With this context in mind, do our actions really seem disproportionate? On the contrary, they’re a minor annoyance compared to the catastrophe that’s speeding towards us. If you walk past a burning house and see a child trapped inside, do you write a letter to the fire brigade? No, you smash a window and jump inside to help. We’re facing exactly that situation on a planetary scale.

Given the magnitude of the crisis we face, it’s not that weird that people are blocking roads and throwing soup at great masterpieces. What’s more weird is that we aren’t all doing that, every second of the day.

So what’s needed most urgently now are dramatic acts of public awakening. Huge statements that embody the crisis we are in. We need to provoke and disturb. If that takes the form of people jumping out of their cars, shouting and swearing, and dragging us out of the road, good. At the historical juncture we’ve reached, silence and indifference are far more dangerous than outbursts of road rage from passers-by.

 We’re not trying to win everyone over or attract converts to ‘our cause’ (as the press like to call it). Its government action we’re interested in – and we have one game plan only: to get them to end new oil and gas now.

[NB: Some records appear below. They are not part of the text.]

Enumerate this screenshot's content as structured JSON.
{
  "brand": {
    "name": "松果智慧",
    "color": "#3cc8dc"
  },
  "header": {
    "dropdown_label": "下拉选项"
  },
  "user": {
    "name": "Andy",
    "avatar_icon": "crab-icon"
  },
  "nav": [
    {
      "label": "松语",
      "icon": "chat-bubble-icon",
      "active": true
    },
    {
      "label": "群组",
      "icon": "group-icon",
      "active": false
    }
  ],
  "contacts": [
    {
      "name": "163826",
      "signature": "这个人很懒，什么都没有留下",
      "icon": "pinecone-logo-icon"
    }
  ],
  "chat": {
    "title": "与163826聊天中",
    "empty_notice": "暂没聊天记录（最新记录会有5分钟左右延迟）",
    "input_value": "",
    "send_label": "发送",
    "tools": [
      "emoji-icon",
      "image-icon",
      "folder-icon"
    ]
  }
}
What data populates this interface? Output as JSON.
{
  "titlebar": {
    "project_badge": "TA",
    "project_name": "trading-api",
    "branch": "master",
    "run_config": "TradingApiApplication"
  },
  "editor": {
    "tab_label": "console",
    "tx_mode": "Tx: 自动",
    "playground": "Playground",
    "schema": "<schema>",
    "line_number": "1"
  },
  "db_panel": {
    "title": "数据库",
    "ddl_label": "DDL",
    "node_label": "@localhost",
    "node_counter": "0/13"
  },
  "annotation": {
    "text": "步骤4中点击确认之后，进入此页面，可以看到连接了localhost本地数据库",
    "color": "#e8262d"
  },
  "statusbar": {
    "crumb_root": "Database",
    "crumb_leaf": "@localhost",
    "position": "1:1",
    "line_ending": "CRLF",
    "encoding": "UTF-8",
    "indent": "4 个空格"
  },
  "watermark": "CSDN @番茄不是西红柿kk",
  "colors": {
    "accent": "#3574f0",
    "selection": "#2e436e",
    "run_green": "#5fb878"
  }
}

If they feel people care enough about ending oil and gas, they’ll do it.  But, and this is the counter-intuitive part, people don’t have to like Just Stop Oil to hear our message about the destruction we’re facing. It’s clear that people can separate the message from the messenger – supporting the cause, while objecting to the methods used in its service.

You’ll hear this separation repeated over and over in the media. ‘Just Stop Oil are doing their cause a disservice’. ‘Their cause may be noble, but the methods are a disgrace.’ ‘The message is right but the tactics are wrong’.

This separation will work for us in the end. The more we act, the more people hear the message: that new oil and gas will bring death and destruction to us all. We’ll do whatever it takes, non-violently, to get this reality across.

We know that people can and do hate the messenger but still absorb the message. And the more people hear it and feel it, the more pressure the government will come under to act.

It’s a paradoxical strategy, for sure. It goes against the conventional wisdom that says you need to be popular to be influential in the world. And it’s easy to be sceptical of logic that challenges us, and ideas that take us out of our comfort zone.

But here history is our guide, our comfort, and our true North. So many movements have used the same logic to achieve their aims – the Suffragettes, the Freedom Riders in the US, the women of Greenham Common and the pioneers of LGBTQ emancipation.

Like us, they were hated at first. Then they won, and became heroes. Many were in prison – and then statues were put up to them in Parliament Square. For some of these groups it took decades to turn around the public hatred they faced at first. But for others, it can happen within months – like Insulate Britain, who were insulted and hated, until politicians and establishment journalists started saying they were right after all.

It may even be the same for us. That thought keeps me going through the abuse and the insults. When I think back to that day in the gallery, the curator’s words still hurt. But at Just Stop Oil we have a strength and purpose that can overcome anything.